Önüm, arkam, sağım, solum

30.6K 817 95
                                    

Çok kısa bir ana onlarca duyguyu sığdırmak mümkün müdür?

Öfke,utanç, hüzün, acı, korku...

Ağzımdan bir isyan gibi dökülen son kelimelerin ardından, odada bir anlığına zaman durmuş gibiydi.

Durmuş ve kaybolmuş...

Ozan kaskatı bir şaşkınlıkla bana baktı bir an. Onu daha önce hiç bu kadar şaşırmış, bocalamış gördüğümü hatırlamıyordum. Bu kadar duygularını gözler önüne serdiğini...

İlk defa tüm duygularını açık ve net bir şekilde görebiliyordum. Ancak o birkaç saniyelik bakışlarında öyle bir şey vardı ki kalbimin bir anlığına acıyla burkulmasına neden olmuştu.
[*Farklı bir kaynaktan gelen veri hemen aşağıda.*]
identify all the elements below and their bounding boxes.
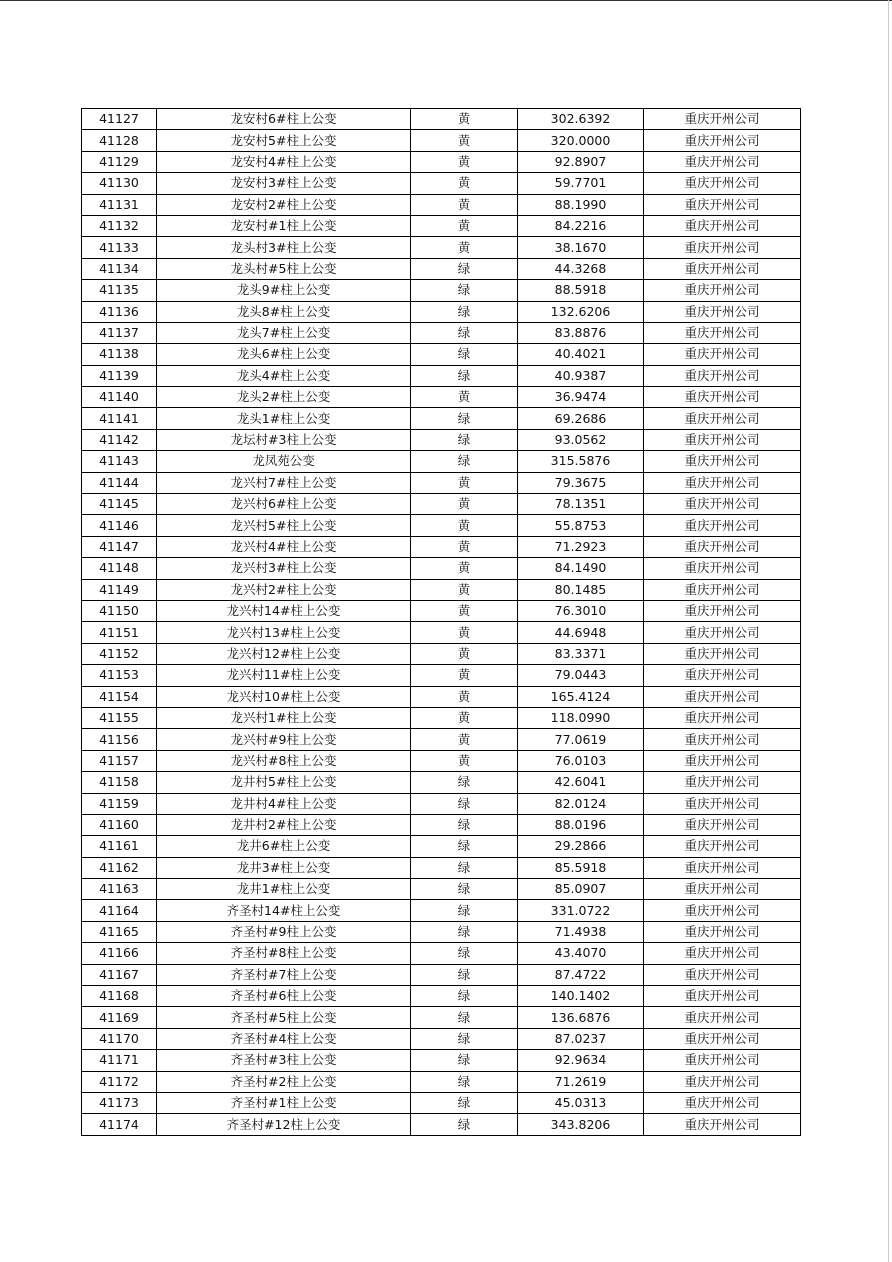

Sanki çok büyük bir hata yapmıştım.

Bazen hissedersiniz; Karşınızdaki insanın duygularını size söylemese de tüm çıplaklığıyla hissedersiniz...

Etrafımdaki çoğu insanın gerçekten nasıl hissettiğini bilmek benim için doğuştan gelen bir yetenek gibiydi. Çoğu zaman arkadaşlarımın, yeni tanıştığım insanların, ailemin ne hissettiğini sezebilirdim.

Gerçekle sahteyi ayırabilirdim ben.

Ama Ozan hep bir istisnaydı benim için. Onu ilk gördüğüm andan beri farklı olduğunu biliyordum. Hiçbir zaman görünmeyen, derinde saklı olan bir buz dağı olduğunu biliyordum. Belki de beni ona çeken şey de buydu bilmiyorum.

Yine de bazen onun gerçekten ne hissettiğini fark ettiğimi düşünüyordum. Çok küçük anlardı bunlar. Belli belirsiz...

Ama az önce söylediğim sözlerden sonra Ozan'ın bakışlarında, duruşunda tepeden tırnağa öyle bir şey hissetmiştim ki sanki benim canım yanmıştı.

Sanki az önce çok değerli camdan bir kristal küreyi ellerimden kaçırmış ve milyonlarca parçaya bölünüşünü izlemiştim.

Ozan, önce kaskatı bir şaşkınlığa bürünmüş, sonra bakışları parlayıp kor halinde patlarcasına öfkeyle yanmıştı.

Ama yalnızca gözlerine yansımıştı öfkesi.

Birden kaybolan zaman silkelenip ikimizin arasına sertçe düştü.

Ben hala ellerimle elbisemi tutarken, Ozan'ın tüm benliğinin ifadesiz, duygusuz bir hal alışını izledim. Ardından soğuk bir tavırla benden uzaklaşmasını...

Gözleri yeniden karanlık bir hal almıştı.

Dudakları ise alayla kıvrıldı.

"Demek buydu canını sıkan şey." dedi.

"Öyleyse soruna cevap vereyim;"

Duraksadı ve ben hissettiğim karışık duygular için kendime içten içe kızdım.

Burada utanç içinde bırakılan, aptal yerine konulan kişi bendim! Şu an onun karşısında acınası bir halde duran bendim! Hissedeceğim tek şey öfke olmalıydı kuşku ya da pişmanlık değil...

Ozan tekrar konuştuğunda sesi oldukça sertti.

"Hayır, Leyla Abantlı'yı hiçbir şekilde baştan çıkartmadım. Onunla şimdiye kadar senin kastettiğin manada bir ilişkim de olmadı."